In a recent US study, participants lost, on average, 15 pounds (7 kg) of muscle and 23 pounds (10 kg) of fat during a 68-week trial. Trials of another GLP-1 drug, tirzepatide, found that patients lost about a tenth of their muscle mass.
“Weight loss occurs when the body breaks down fat to produce energy,” says Professor Miras. “During the process, the body will break down some muscles and even bones in its attempt to create energy.”
Professor Miras adds that excessive loss of muscle mass can have negative health effects, especially in older people. “Losing a lot of muscle can be detrimental to cardiovascular health because it makes it difficult to exercise,” he says. ‘But having less muscle at an older age makes you more vulnerable to falls. This can lead to serious broken bones.’
In December, reality TV star Sharon Osbourne described semaglutide as “very dangerous” after losing 42 pounds (19 kg) in less than a year. The 71-year-old, who weighed 64 kg (142 lb) when she began taking the treatment, said she “needed to gain the weight back.”
US firm Abbott believes that increasing patients’ protein intake could help combat worrying loss of muscle mass.
Studies show that a high-protein diet can help increase muscle mass, and according to Abbott, patients need to eat 50 percent more during a weight loss regimen to maintain a healthy body.
Wegovy weight loss medication. High-protein, low-fat shakes have been developed to compensate for muscle loss
Last month, the company launched its protein shake in the US, which contains 30 grams of protein, about half the daily amount recommended by the NHS.
But experts say the shake’s effectiveness will depend on the patient’s overall diet.

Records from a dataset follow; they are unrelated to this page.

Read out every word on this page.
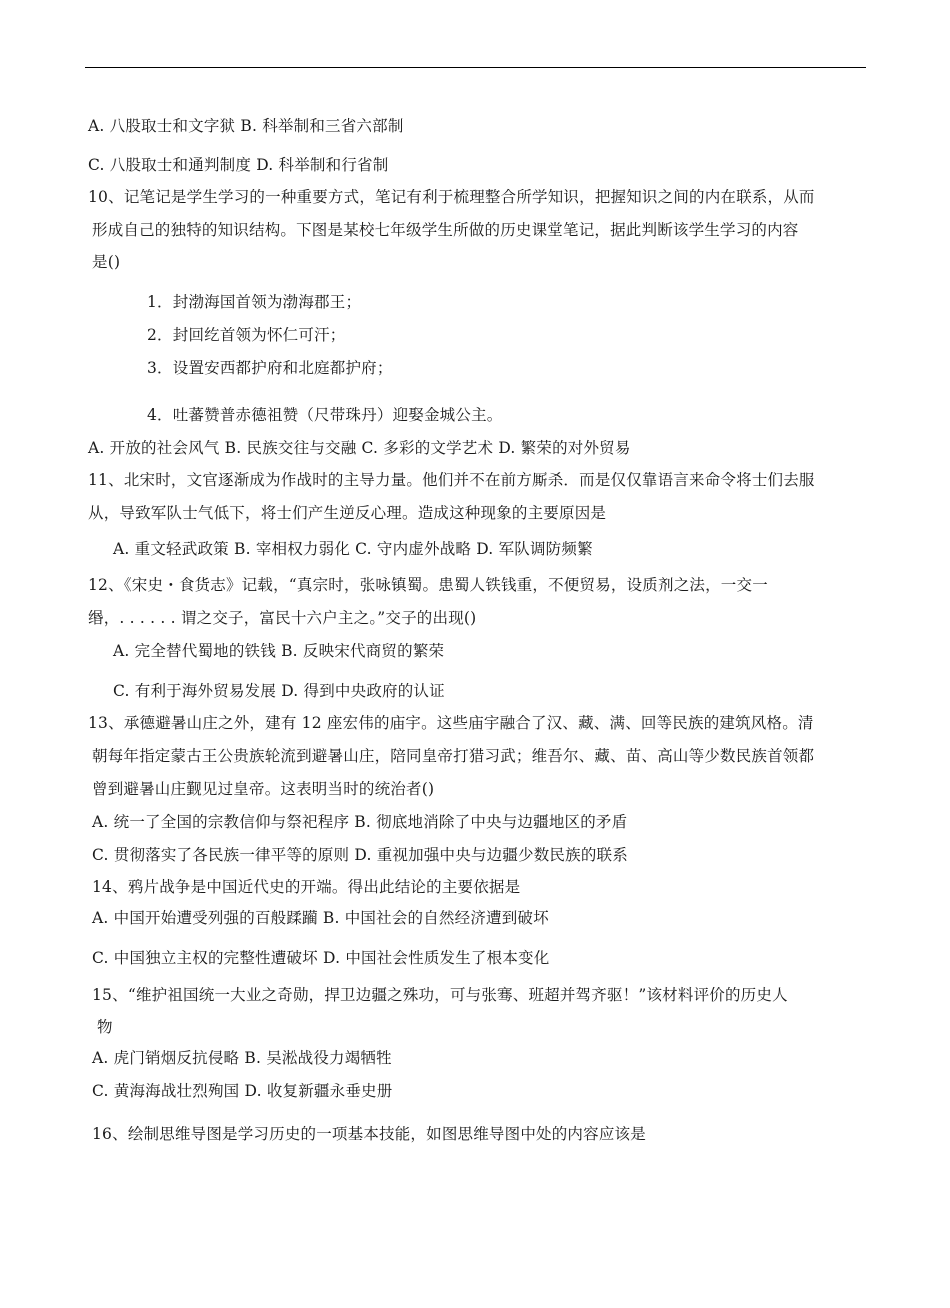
A. 八股取士和文字狱 B. 科举制和三省六部制
C. 八股取士和通判制度 D. 科举制和行省制
10、记笔记是学生学习的一种重要方式，笔记有利于梳理整合所学知识，把握知识之间的内在联系，从而
形成自己的独特的知识结构。下图是某校七年级学生所做的历史课堂笔记，据此判断该学生学习的内容
是()
1．封渤海国首领为渤海郡王；
2．封回纥首领为怀仁可汗；
3．设置安西都护府和北庭都护府；
4．吐蕃赞普赤德祖赞（尺带珠丹）迎娶金城公主。
A. 开放的社会风气 B. 民族交往与交融 C. 多彩的文学艺术 D. 繁荣的对外贸易
11、北宋时，文官逐渐成为作战时的主导力量。他们并不在前方厮杀．而是仅仅靠语言来命令将士们去服
从，导致军队士气低下，将士们产生逆反心理。造成这种现象的主要原因是
A. 重文轻武政策 B. 宰相权力弱化 C. 守内虚外战略 D. 军队调防频繁
12、《宋史・食货志》记载，“真宗时，张咏镇蜀。患蜀人铁钱重，不便贸易，设质剂之法，一交一
缗，. . . . . . 谓之交子，富民十六户主之。”交子的出现()
A. 完全替代蜀地的铁钱 B. 反映宋代商贸的繁荣
C. 有利于海外贸易发展 D. 得到中央政府的认证
13、承德避暑山庄之外，建有 12 座宏伟的庙宇。这些庙宇融合了汉、藏、满、回等民族的建筑风格。清
朝每年指定蒙古王公贵族轮流到避暑山庄，陪同皇帝打猎习武；维吾尔、藏、苗、高山等少数民族首领都
曾到避暑山庄觐见过皇帝。这表明当时的统治者()
A. 统一了全国的宗教信仰与祭祀程序 B. 彻底地消除了中央与边疆地区的矛盾
C. 贯彻落实了各民族一律平等的原则 D. 重视加强中央与边疆少数民族的联系
14、鸦片战争是中国近代史的开端。得出此结论的主要依据是
A. 中国开始遭受列强的百般蹂躏 B. 中国社会的自然经济遭到破坏
C. 中国独立主权的完整性遭破坏 D. 中国社会性质发生了根本变化
15、“维护祖国统一大业之奇勋，捍卫边疆之殊功，可与张骞、班超并驾齐驱！”该材料评价的历史人
物
A. 虎门销烟反抗侵略 B. 吴淞战役力竭牺牲
C. 黄海海战壮烈殉国 D. 收复新疆永垂史册
16、绘制思维导图是学习历史的一项基本技能，如图思维导图中处的内容应该是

“People taking these medications eat so little that it is very difficult to give them the recommended amount of protein,” says Professor Miras. “If you barely eat, even drinking three protein shakes a day won’t supplement all the other nutrients you need, like carbohydrates.”

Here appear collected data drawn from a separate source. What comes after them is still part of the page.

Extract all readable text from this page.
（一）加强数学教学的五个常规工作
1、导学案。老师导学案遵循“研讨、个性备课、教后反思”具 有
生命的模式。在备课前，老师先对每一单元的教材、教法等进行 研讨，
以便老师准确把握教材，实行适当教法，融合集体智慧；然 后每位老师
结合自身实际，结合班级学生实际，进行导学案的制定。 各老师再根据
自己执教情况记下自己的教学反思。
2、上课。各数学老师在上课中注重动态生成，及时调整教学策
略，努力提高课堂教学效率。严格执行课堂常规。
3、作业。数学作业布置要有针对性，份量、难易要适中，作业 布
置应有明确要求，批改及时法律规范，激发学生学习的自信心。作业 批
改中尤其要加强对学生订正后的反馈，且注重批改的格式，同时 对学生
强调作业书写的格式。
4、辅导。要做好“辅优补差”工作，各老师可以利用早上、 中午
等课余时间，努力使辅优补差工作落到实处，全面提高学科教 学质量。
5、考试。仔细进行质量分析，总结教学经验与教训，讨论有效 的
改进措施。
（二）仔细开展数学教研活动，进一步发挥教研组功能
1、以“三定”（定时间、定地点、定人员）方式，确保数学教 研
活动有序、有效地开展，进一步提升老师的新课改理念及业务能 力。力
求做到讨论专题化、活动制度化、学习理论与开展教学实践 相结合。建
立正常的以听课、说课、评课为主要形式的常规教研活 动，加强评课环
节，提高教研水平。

There are other options available for patients anxious about losing muscle mass while taking a GLP-1 drug. The Weight Watchers app tells you about your plans to make sure you maintain muscle as you lose weight. It also encourages users to exercise, which studies show is another important factor in preventing muscle loss.
Later this year, US company Regeneron will begin a clinical trial combining semaglutide with an antibody drug that blocks receptors that regulate muscle growth, theoretically preventing the body from breaking down muscle during weight loss.
Another American company, Biohaven, wants to use a drug designed to treat spinal muscular atrophy (a muscle wasting disease that affects children) to combat muscle contraction in GLP-1 patients.
“This will become an important field of medicine in the coming years,” says Professor Miras. “More and more patients will receive GLP-1 medications, so we need solutions to side effects, whether dietary supplements or new medications.”